No episódio dessa semana do podcast UOL Prime, apresentado por José Roberto de Toledo, Adriana Ferraz explica como a falta de fiscalização rigorosa abriu espaço para fraudes na aquisição desses imóveis, tema da reportagem "Famílias de classe média estão comprando imóveis para baixa renda sem saber". O inquérito tem como foco os chamados "studios", unidades habitacionais muito pequenas que atraem solteiros e casais sem filhos, mas que, pela lei, deveriam ser destinados a famílias de baixa renda. Desde o Plano Diretor de 2014, há incentivo por parte da prefeitura de São Paulo para a construção dessas moradias.

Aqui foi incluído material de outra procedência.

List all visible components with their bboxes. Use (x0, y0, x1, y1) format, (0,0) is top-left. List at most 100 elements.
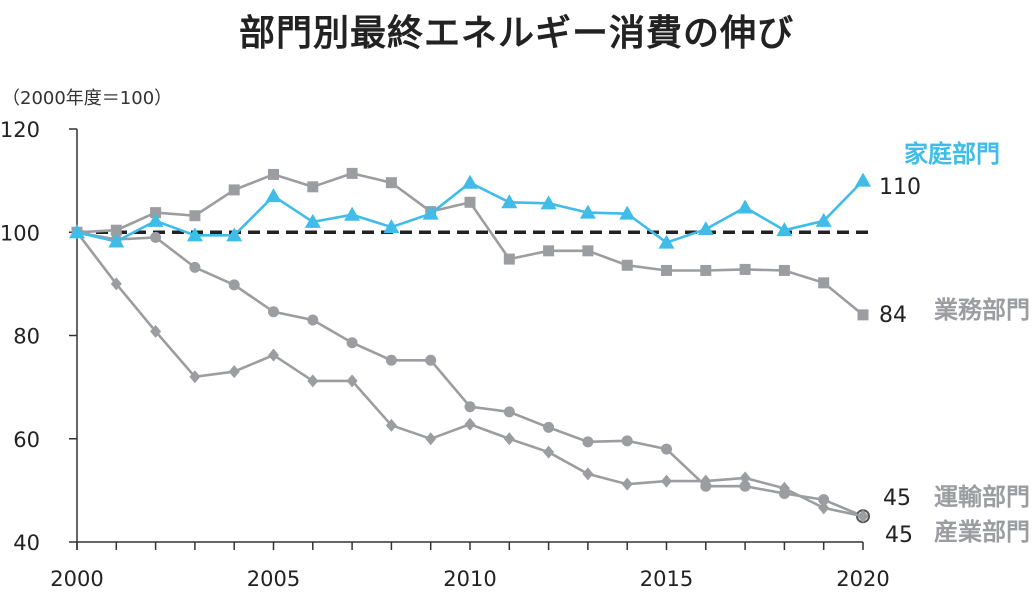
unit-label: （2000年度＝100） (2, 88, 172, 109)
y-tick-label: 120 (0, 118, 40, 142)
data-point (739, 480, 751, 492)
x-tick-label: 2000 (50, 567, 103, 591)
data-point (700, 264, 712, 276)
data-point (543, 245, 555, 257)
data-point (108, 233, 125, 248)
data-point (346, 374, 358, 388)
series-name-label: 運輸部門 (934, 483, 1030, 511)
data-point (739, 471, 751, 485)
data-point (697, 221, 714, 236)
data-point (857, 309, 869, 321)
data-point (344, 206, 361, 221)
data-point (69, 224, 85, 239)
data-point (464, 417, 476, 431)
series-layer (69, 167, 871, 524)
data-point (425, 354, 437, 366)
data-point (464, 196, 476, 208)
y-tick-label: 60 (13, 428, 40, 452)
data-point (739, 263, 751, 275)
data-point (818, 277, 830, 289)
series-end-value: 45 (883, 486, 911, 511)
data-point (147, 212, 164, 227)
data-point (110, 277, 122, 291)
series-square (71, 167, 869, 321)
data-point (661, 264, 672, 276)
series-labels: 家庭部門 110 84 業務部門 45 運輸部門 45 産業部門 (879, 140, 1030, 548)
data-point (346, 167, 358, 179)
series-line (76, 172, 864, 316)
data-point (503, 253, 515, 265)
data-point (661, 443, 672, 455)
data-point (228, 365, 240, 379)
data-point (857, 509, 869, 523)
x-tick-label: 2005 (247, 567, 300, 591)
data-point (425, 432, 437, 446)
data-point (189, 210, 201, 222)
data-point (110, 224, 122, 236)
data-point (737, 199, 754, 214)
data-point (189, 261, 201, 273)
data-point (778, 481, 790, 495)
data-point (150, 207, 162, 219)
data-point (700, 474, 712, 488)
data-point (268, 168, 279, 180)
data-point (150, 231, 162, 243)
data-point (540, 195, 557, 210)
data-point (501, 194, 518, 209)
series-diamond (71, 225, 869, 523)
data-point (579, 204, 596, 219)
data-point (268, 306, 279, 318)
axis-ticks: 40 60 80 100 120 2000 2005 2010 2015 2020 (0, 118, 890, 591)
series-end-value: 84 (879, 303, 907, 328)
data-point (304, 213, 321, 228)
series-name-label: 産業部門 (934, 518, 1030, 546)
data-point (818, 494, 830, 506)
data-point (543, 445, 555, 459)
data-point (658, 234, 675, 249)
data-point (582, 436, 594, 448)
data-point (778, 264, 790, 276)
data-point (226, 227, 243, 242)
y-tick-label: 80 (13, 325, 40, 349)
data-point (307, 374, 319, 388)
data-point (582, 245, 594, 257)
series-name-label: 家庭部門 (904, 140, 1000, 168)
data-point (815, 212, 832, 227)
x-tick-label: 2015 (640, 567, 693, 591)
data-point (818, 501, 830, 515)
data-point (385, 177, 397, 189)
data-point (186, 227, 203, 242)
data-point (776, 222, 793, 237)
chart-title: 部門別最終エネルギー消費の伸び (238, 13, 794, 54)
data-point (621, 435, 633, 447)
data-point (462, 174, 478, 189)
data-point (464, 401, 476, 413)
data-point (268, 348, 279, 362)
data-point (582, 467, 594, 481)
series-name-label: 業務部門 (934, 296, 1030, 324)
data-point (619, 205, 636, 220)
data-point (621, 259, 633, 271)
data-point (265, 188, 282, 203)
data-point (422, 205, 439, 220)
series-end-value: 110 (879, 175, 921, 200)
data-point (150, 324, 162, 338)
x-tick-label: 2020 (836, 567, 889, 591)
data-point (307, 181, 319, 193)
data-point (503, 406, 515, 418)
data-point (228, 184, 240, 196)
y-tick-label: 40 (13, 531, 40, 555)
data-point (543, 421, 555, 433)
series-end-value: 45 (885, 523, 913, 548)
data-point (228, 279, 240, 291)
data-point (307, 314, 319, 326)
data-point (855, 172, 871, 187)
data-point (385, 354, 397, 366)
data-point (621, 477, 633, 491)
data-point (661, 474, 672, 488)
data-point (346, 337, 358, 349)
data-point (385, 418, 397, 432)
data-point (503, 432, 515, 446)
series-triangle (69, 172, 871, 249)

O poder público abre mão de taxas para incentivar a iniciativa privada a construí-las com a intenção de aproximar essas famílias de locais dotados de infraestrutura urbana. "É difícil imaginar que uma família possa viver em um espaço tão reduzido, especialmente pagando um valor que, por metro quadrado, se equipara ao de imóveis de luxo. No fim, são apartamentos feitos para solteiros, mas incentivados como habitação social", critica Adriana. A regra municipal define que apenas famílias com renda mensal entre três e seis salários mínimos (R$ 4.236 a R$ 8.472) poderiam comprar ou alugar esses imóveis.
Porém, concentrados em bairros nobres como Itaim Bibi e Pinheiros, esses projetos se tornam inacessíveis a essa faixa de renda — o metro quadrado destas unidades chega a custar R$ 19 mil. Além de não cumprirem a finalidade original do Plano Diretor, esses empreendimentos enfrentam outro grande problema: a falta de transparência na venda das unidades.
Conforme o UOL apurou, muitos proprietários fecharam negócio com as construtoras sem saber que estavam adquirindo um imóvel destinado a habitação social e que, portanto, precisariam cumprir restrições de renda. "Muitas vezes, os compradores nem sabem que estão adquirindo uma moradia social, pois as construtoras não fazem questão de comunicar isso. No panfleto promocional, não há nada grande e claro mencionando que se trata de um empreendimento de interesse social", aponta Adriana.